I’ve been working on a coin selection algorithm using Evolutionary Algorithm. I am creating this issue to discuss the possibilities related to it. If here is not the best place to discuss it, feel free to close this issue.
If you don’t know what an Evolutionary Algorithm is, here is a good definition: "EA is a subset of evolutionary computation, a generic population-based metaheuristic optimization algorithm. An EA uses mechanisms inspired by biological evolution, such as reproduction, mutation, recombination, and selection. Candidate solutions to the optimization problem play the role of individuals in a population, and the fitness function determines the quality of the solutions (see also loss function). Evolution of the population then takes place after the repeated application of the above operators". Anyway, I recommend you to study more about EA before trying to understand this proposal.
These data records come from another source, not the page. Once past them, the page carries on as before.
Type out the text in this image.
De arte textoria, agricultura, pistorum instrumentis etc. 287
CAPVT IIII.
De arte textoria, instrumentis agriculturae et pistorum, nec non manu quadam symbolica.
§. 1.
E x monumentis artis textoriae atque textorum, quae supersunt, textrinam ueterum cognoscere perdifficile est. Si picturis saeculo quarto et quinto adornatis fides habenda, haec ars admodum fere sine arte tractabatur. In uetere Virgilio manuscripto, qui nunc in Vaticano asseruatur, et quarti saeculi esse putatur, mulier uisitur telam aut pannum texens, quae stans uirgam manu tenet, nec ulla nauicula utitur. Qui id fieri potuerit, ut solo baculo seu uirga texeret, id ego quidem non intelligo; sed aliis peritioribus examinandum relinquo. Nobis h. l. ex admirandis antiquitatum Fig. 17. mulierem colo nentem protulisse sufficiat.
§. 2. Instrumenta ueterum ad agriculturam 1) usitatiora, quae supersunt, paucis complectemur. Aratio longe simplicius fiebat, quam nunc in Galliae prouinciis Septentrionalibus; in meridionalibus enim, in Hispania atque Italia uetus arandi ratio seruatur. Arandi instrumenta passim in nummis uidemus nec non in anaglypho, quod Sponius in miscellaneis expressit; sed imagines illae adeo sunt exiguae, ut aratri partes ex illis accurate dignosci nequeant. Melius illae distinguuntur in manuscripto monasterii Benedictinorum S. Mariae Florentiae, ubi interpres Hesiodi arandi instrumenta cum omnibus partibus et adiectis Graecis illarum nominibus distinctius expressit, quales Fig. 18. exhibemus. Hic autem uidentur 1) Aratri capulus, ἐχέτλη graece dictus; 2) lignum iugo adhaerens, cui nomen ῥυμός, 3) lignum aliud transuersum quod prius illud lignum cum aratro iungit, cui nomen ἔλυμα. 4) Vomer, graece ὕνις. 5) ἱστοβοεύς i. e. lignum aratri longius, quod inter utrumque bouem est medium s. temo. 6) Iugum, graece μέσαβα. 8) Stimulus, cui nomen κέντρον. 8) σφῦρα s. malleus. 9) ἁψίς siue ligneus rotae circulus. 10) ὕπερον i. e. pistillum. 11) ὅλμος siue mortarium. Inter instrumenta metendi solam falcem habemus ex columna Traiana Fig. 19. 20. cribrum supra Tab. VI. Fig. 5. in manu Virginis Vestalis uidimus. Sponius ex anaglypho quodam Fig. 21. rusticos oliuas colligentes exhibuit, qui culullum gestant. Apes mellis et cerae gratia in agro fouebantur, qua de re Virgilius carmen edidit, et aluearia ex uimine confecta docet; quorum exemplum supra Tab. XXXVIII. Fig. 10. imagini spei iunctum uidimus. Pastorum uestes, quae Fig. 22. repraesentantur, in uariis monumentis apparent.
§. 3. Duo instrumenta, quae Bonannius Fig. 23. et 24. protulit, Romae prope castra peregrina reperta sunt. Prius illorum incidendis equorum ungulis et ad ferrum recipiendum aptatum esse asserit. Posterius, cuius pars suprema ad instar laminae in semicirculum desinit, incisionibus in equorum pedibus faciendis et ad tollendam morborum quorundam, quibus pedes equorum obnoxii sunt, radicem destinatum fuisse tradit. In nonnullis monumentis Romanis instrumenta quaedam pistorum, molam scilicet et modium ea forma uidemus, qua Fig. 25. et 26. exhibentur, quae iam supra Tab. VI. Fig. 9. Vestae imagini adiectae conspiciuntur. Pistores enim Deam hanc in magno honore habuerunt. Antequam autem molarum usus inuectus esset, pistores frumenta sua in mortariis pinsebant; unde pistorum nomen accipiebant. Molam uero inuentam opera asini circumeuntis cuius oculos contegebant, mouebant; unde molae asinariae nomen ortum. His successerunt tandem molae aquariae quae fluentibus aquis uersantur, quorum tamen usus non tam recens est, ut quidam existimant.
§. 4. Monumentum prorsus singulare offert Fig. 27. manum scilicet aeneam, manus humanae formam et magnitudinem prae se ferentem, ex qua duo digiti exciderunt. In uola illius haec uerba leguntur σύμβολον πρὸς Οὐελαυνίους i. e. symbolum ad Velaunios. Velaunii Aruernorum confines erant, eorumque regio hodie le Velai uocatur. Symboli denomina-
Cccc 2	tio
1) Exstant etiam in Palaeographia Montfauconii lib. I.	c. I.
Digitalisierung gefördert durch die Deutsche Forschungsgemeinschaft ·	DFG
In Evolutionary Algorithms we have genes, chromosomes, and population, for example:

So, to begin our algorithm, we must first create an initial population. The population will contain an arbitrary number of possible solutions to the problem, oftentimes called members. In this case, a gene is a UTXO, so, every chromosome is a set of UTXOs.
member1 = [utxo1, utxo2, utxo3]
member2 = [uxto2, utxo5, utxo6, utxo7, utxo8]
...
To create the initial population, we can use the following approach (considering 5 members per population):
- 1 member composed of all UTXOs
- 1 member that selects randomly from the shuffled UTXOs until the target is exceeded
- 3 random members
Obs.: Most evolutionary algorithms set a length for the chromosome. However, for this approach, we don’t do it because we don't know how many UTXOs our final solution will use.
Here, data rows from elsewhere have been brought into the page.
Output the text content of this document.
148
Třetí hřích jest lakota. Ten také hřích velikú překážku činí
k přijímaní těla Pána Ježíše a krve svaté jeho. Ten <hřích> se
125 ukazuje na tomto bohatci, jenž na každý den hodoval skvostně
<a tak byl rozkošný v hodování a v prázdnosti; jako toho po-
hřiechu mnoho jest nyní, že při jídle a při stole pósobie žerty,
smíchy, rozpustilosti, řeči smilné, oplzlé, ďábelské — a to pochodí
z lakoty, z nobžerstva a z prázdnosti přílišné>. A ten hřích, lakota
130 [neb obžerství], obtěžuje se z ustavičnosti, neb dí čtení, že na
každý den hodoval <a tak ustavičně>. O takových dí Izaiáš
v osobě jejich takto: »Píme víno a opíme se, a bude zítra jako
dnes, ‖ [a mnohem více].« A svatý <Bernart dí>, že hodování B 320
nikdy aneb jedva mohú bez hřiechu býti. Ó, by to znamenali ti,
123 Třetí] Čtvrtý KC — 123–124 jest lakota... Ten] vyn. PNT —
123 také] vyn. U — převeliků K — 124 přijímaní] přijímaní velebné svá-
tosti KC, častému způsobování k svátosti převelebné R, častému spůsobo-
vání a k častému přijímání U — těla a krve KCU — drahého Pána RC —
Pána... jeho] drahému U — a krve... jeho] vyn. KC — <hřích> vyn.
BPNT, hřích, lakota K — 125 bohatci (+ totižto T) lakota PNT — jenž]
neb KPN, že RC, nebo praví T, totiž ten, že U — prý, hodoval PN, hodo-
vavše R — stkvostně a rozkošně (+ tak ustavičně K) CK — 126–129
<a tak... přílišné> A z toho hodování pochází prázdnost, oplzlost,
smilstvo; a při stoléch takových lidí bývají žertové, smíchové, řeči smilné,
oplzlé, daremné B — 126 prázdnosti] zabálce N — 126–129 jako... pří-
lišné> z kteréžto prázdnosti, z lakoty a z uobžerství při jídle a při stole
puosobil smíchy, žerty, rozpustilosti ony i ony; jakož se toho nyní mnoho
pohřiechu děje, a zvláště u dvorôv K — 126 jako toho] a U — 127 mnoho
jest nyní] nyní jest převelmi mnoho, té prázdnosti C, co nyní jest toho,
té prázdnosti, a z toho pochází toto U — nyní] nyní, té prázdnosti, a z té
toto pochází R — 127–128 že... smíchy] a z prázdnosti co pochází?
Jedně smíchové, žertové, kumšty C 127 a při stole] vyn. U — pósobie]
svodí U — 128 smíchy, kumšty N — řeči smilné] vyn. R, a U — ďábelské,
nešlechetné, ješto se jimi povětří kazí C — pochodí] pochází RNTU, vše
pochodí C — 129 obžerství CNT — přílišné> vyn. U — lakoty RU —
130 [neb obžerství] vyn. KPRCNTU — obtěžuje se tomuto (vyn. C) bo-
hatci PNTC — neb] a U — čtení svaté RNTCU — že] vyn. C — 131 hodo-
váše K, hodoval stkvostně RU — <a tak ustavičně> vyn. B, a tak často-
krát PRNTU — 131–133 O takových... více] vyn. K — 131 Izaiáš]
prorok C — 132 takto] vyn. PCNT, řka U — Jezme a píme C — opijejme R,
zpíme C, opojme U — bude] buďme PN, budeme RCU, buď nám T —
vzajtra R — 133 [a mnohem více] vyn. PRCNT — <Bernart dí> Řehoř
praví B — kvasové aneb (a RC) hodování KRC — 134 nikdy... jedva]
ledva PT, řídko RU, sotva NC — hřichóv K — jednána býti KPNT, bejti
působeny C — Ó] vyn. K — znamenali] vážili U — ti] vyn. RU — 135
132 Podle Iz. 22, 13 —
Ok, having our initial population, it is time to evaluate each solution (fitness). To do it, we can use the waste metric, introduced in Bitcoin Core recently. So, our metric to evaluate the members is the cost of creating change, the excess selection amount, and the cost of spending inputs now as opposed to sometime in the future (when we expect to be able to consolidate inputs). See more: https://bitcoincore.reviews/22009
After evaluating each member, we can define what is the best one among them and build our next population (new generation).
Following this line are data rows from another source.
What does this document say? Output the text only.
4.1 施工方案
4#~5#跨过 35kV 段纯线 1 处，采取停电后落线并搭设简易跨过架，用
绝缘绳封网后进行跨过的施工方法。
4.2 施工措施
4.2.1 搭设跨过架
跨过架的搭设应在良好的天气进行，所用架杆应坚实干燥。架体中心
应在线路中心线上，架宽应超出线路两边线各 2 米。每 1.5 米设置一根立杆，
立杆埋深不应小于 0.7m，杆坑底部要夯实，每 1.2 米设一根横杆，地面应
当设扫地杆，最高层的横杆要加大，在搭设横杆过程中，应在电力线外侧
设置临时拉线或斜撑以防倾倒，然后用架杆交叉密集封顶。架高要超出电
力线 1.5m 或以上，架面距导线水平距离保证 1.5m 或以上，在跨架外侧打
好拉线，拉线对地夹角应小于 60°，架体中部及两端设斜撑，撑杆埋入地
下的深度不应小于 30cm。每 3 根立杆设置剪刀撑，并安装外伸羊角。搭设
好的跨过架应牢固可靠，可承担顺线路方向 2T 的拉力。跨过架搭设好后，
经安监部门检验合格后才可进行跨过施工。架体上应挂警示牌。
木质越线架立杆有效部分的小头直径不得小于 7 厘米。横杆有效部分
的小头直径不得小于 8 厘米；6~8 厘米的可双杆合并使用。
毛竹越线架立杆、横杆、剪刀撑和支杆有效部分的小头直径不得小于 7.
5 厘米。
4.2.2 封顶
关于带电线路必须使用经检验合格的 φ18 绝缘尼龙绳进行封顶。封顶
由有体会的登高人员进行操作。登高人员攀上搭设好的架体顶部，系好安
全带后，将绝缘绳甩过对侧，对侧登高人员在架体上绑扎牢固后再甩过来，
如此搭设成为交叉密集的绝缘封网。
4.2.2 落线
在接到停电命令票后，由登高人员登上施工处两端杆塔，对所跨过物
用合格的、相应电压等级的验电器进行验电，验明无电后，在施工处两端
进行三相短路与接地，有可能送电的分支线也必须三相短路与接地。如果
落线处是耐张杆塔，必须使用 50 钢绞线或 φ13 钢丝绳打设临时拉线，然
Our new population will have (considering 5 members):
- 3 members from mutation
- 1 member keeping the same chromosome of the best solution from the previous generation
- 1 new random member
Considering 50% mutation rate, we create 3 members copying the same chromosome of the best solution from the previous generation and applying mutation, like:
for (gene in chromosome) {
const random_value = getRandomValueBetween0and1()
if (random_value == 1) {
gene = getRandomUtxo()
}
}
Ok, now we have a new population, and then, we can repeat all the processes (fitness and mutation) N times (being N the number of generations), the best member of the last generation will be our final solution.